Mo’Nique as Mary Lee Johnston in Precious (COURTESY: Lionsgate Films)

There is also the caricature of funny or angry fat Black women – especially dark-skinned woman – who play a supporting role and are seen as aggressive or overly buoyant. (I use the term “fat” because, as a fat Black woman writing this, it’s not a bad word, nor do use it to dishonor or shame these women’s bodies.) These caricatures often lean on another stereotype, that of the angry or boastful Black woman. Additional stereotypes include Black women who love food through their struggles (Octavia Spencer in The Help again, Mo’Nique in Lee Daniels’ Precious [2009]); or who are unattractive because they are fat (Jennifer Hudson in Bill Condon’s Dreamgirls [2006] – the weight her character has gained due to pregnancy is meant to be unappealing); or whose size is comic relief (Whoopi Goldberg, also definitely representing dark-skinned Black women on screen, in Jerry Zucker’s Ghost (1990).

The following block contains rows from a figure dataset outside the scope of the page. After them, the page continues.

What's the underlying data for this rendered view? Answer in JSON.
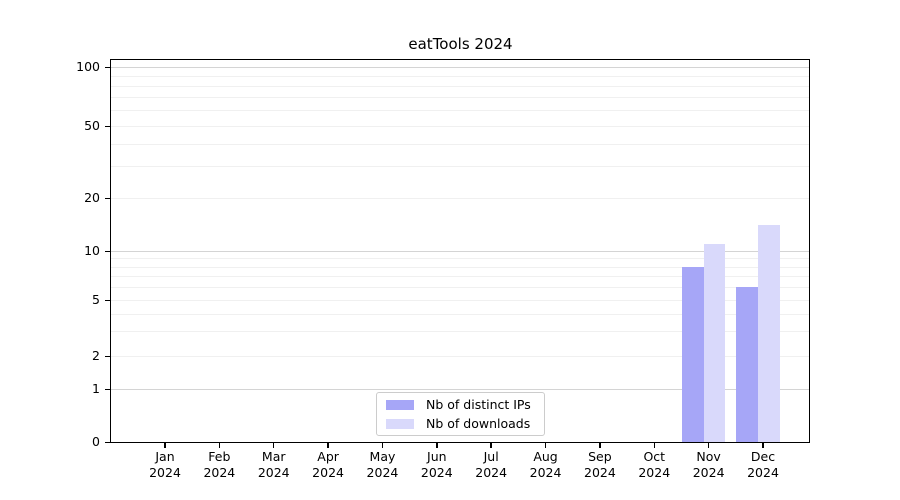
{
  "chart_data": {
    "type": "bar",
    "title": "eatTools 2024",
    "categories": [
      "Jan",
      "Feb",
      "Mar",
      "Apr",
      "May",
      "Jun",
      "Jul",
      "Aug",
      "Sep",
      "Oct",
      "Nov",
      "Dec"
    ],
    "category_year": "2024",
    "series": [
      {
        "name": "Nb of distinct IPs",
        "color": "#a6a6f7",
        "values": [
          0,
          0,
          0,
          0,
          0,
          0,
          0,
          0,
          0,
          0,
          8,
          6
        ]
      },
      {
        "name": "Nb of downloads",
        "color": "#d9d9fb",
        "values": [
          0,
          0,
          0,
          0,
          0,
          0,
          0,
          0,
          0,
          0,
          11,
          14
        ]
      }
    ],
    "yscale": "log1p",
    "ylim": [
      0,
      110
    ],
    "y_ticks": [
      0,
      1,
      2,
      5,
      10,
      20,
      50,
      100
    ],
    "y_major_gridlines": [
      1,
      10,
      100
    ],
    "y_minor_gridlines": [
      2,
      3,
      4,
      5,
      6,
      7,
      8,
      9,
      20,
      30,
      40,
      50,
      60,
      70,
      80,
      90
    ],
    "grid": "both",
    "legend_position": "lower center",
    "xlabel": "",
    "ylabel": ""
  },
  "colors": {
    "major_grid": "#d4d4d4",
    "minor_grid": "#f0f0f0",
    "spine": "#000000",
    "legend_border": "#cccccc",
    "text": "#000000"
  }
}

These representations remind me of the word “support,” and what it really means when the context is Black women always portrayed as caricatures, as one-dimensional, as stereotypes. Supporting something means holding part or all of the needed weight: support does the heavy lifting, often without recognition. The supporting role holds up the lead. When you think of Dreamgirls, who do you think of first? When you think of The Help, which character sticks out the most, with an iconic line that the whole audience went home repeating? These films leaned on their Black actresses after giving them supporting roles, roles that stereotyped the Black woman’s experience, when they should have centered them. The Black woman’s experience is far brighter, livelier, and fuller than what their best-known portrayers have been handed.

I have a slight bias toward both Regina King and Lupita Nyong’o: I think they are two of the best Black actresses of all time, alongside Viola Davis and Octavia Spencer. Regina King’s performance as Sharon Rivers in Barry Jenkins’ If Beale Street Could Talk (2018) was steeped in the subtle ferocity of maternal protection, and the film allows itself to sit with Rivers’ vulnerability and tenderness, ultimately sharing a side of Black women that we do not see portrayed often.

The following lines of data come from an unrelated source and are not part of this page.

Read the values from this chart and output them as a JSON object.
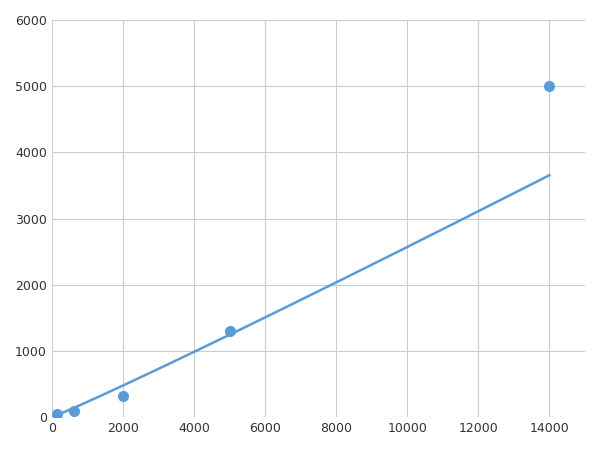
{
  "x_points": [
    156,
    625,
    2000,
    5000,
    14000
  ],
  "y_points": [
    50,
    100,
    313,
    1300,
    5000
  ],
  "line_color": "#5b9bd5",
  "marker_color": "#5b9bd5",
  "marker_size": 7,
  "line_width": 1.8,
  "xlim": [
    0,
    15000
  ],
  "ylim": [
    0,
    6000
  ],
  "xticks": [
    0,
    2000,
    4000,
    6000,
    8000,
    10000,
    12000,
    14000
  ],
  "yticks": [
    0,
    1000,
    2000,
    3000,
    4000,
    5000,
    6000
  ],
  "grid": true,
  "background_color": "#ffffff",
  "figure_facecolor": "#ffffff"
}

I think of the opposite when it comes to Lupita’s portrayal of Patsey in 12 Years a Slave. For Black women, there is no room for softness. There is only pain. And it is tiring. I feel myself disconnecting as I write about Lupita in 12 Years a Slave. I love her. I love her acting. I love Steve McQueen. But I do not want to talk more about 12 Years a Slave. You can find another article about that.

Ruth Negga as Clare Kendry in Passing (COURTESY: Netflix)

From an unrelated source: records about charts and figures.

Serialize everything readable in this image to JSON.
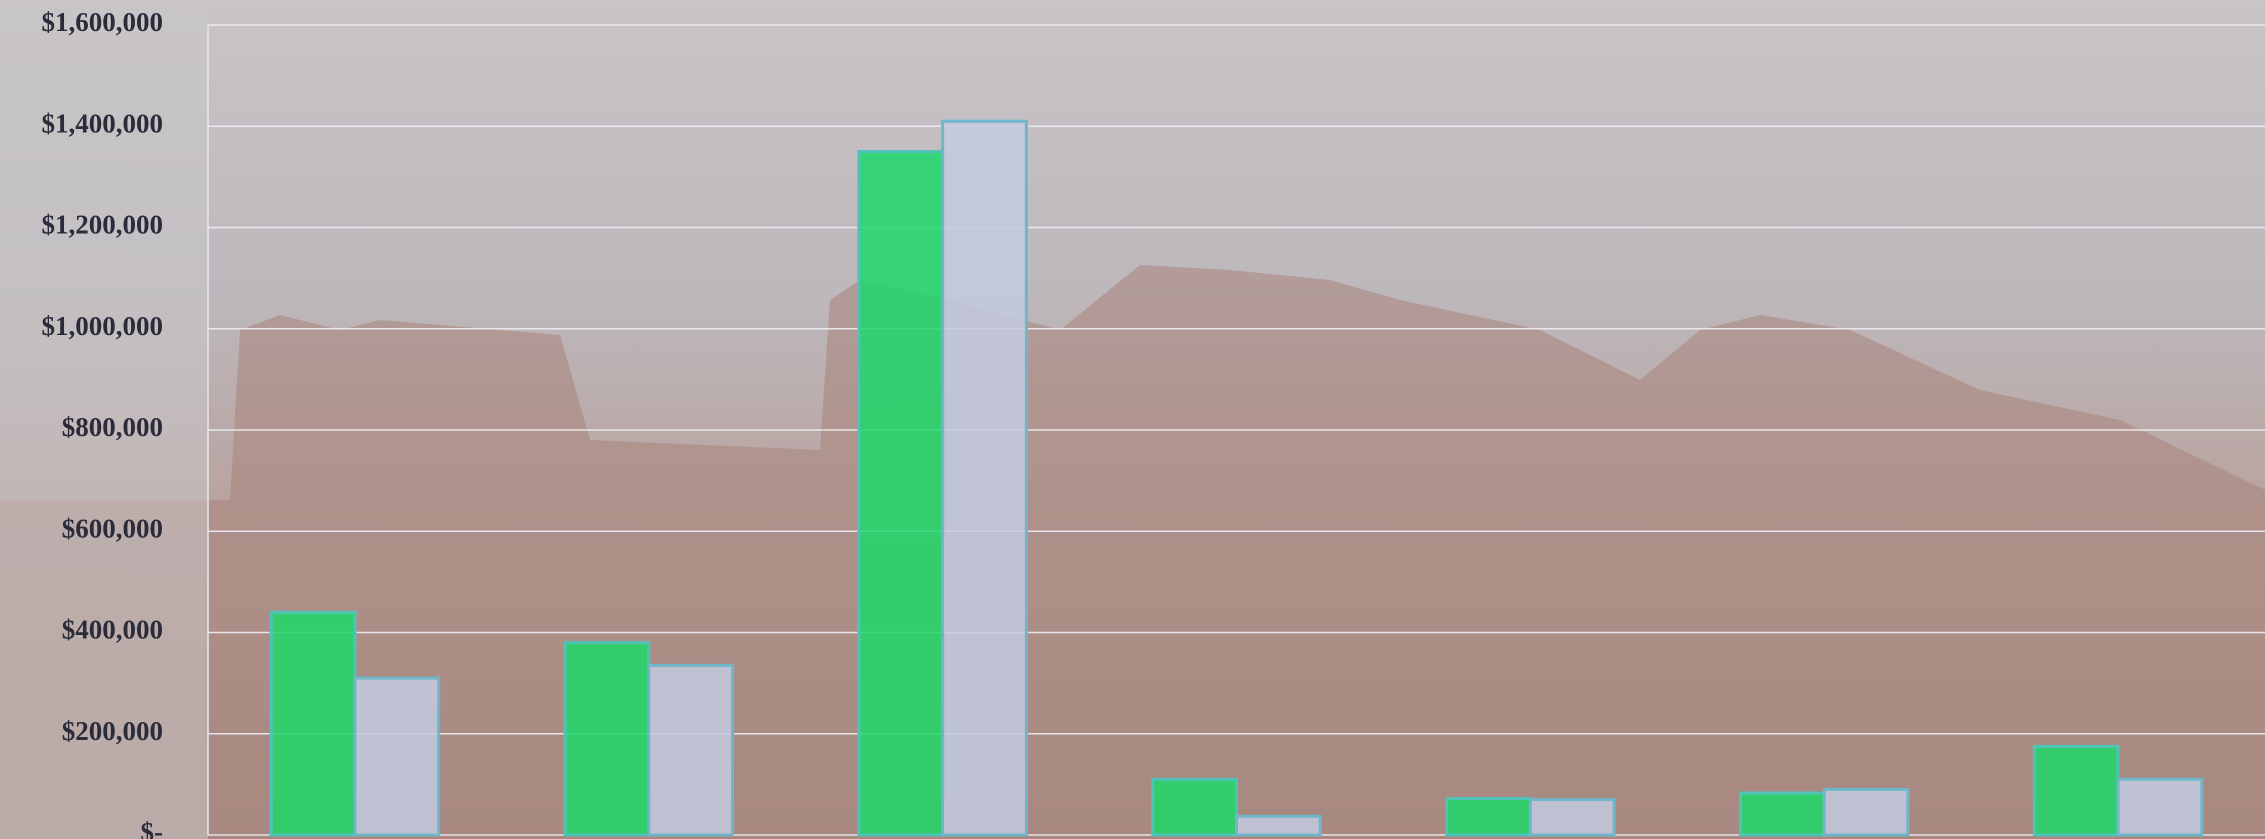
{
  "chart_data": {
    "type": "bar",
    "categories": [
      null,
      null,
      null,
      null,
      null,
      null,
      null
    ],
    "series": [
      {
        "color": "#1ed86a",
        "values": [
          440000,
          380000,
          1350000,
          110000,
          72000,
          83000,
          175000
        ]
      },
      {
        "color": "#c3cbe0",
        "values": [
          310000,
          335000,
          1410000,
          37000,
          70000,
          90000,
          110000
        ]
      }
    ],
    "ylim": [
      0,
      1600000
    ],
    "yticks": [
      {
        "value": 0,
        "label": "$-"
      },
      {
        "value": 200000,
        "label": "$200,000"
      },
      {
        "value": 400000,
        "label": "$400,000"
      },
      {
        "value": 600000,
        "label": "$600,000"
      },
      {
        "value": 800000,
        "label": "$800,000"
      },
      {
        "value": 1000000,
        "label": "$1,000,000"
      },
      {
        "value": 1200000,
        "label": "$1,200,000"
      },
      {
        "value": 1400000,
        "label": "$1,400,000"
      },
      {
        "value": 1600000,
        "label": "$1,600,000"
      }
    ],
    "grid": true
  }
}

The absence of roles for Black women and not marred in pain or crude caricatures has been a consistent conversation amongst Black film critics. However, while this issue hasn’t disappeared, it also highlights a related problem: the loads of films with Black female leads that have been ignored and dismissed. Angela Bassett, in a 2019 interview with Andy Cohen on Watch What Happens Live, was asked if she ever felt robbed of an Oscar win. Bassett responded that she felt hurt by her loss to Holly Hunter, who won for her role in Jane Campion’s The Piano (1993) and referred to Hunter’s character as “the mute.” Not to mock disabilities or trauma-based speech impairments or disorders, but the Academy’s choice to award to Hunter over Bassett’s critically lauded performance in Brian Gibson’s What’s Love Got to Do with It (1993) remains astonishing. I make this comparison not to pit women against each other, but to ask what Black women have to do in order to win the Oscar for Best Actress. Bassett and Hunter are only one example of Black actresses not being afforded the quiet, slow-burn roles that white actresses so often recieve. 

After the Academy ignored both Ruth Negga’s and Tessa Thompson’s performances in Rebecca Hall’s Passing (2021) I wonder whether Negga or Thompson would have been nominated if only they had struggled more? If, like the Black women before them who were lucky enough to receive acting nominations, their tears, pain, and anguish had been less nuanced – or if their roles had been broader, more obnoxious even, than the Black pain of passing as a white woman? What do Black women need to do for the Academy to see them? Or do we simply have to wait another twenty years to win again?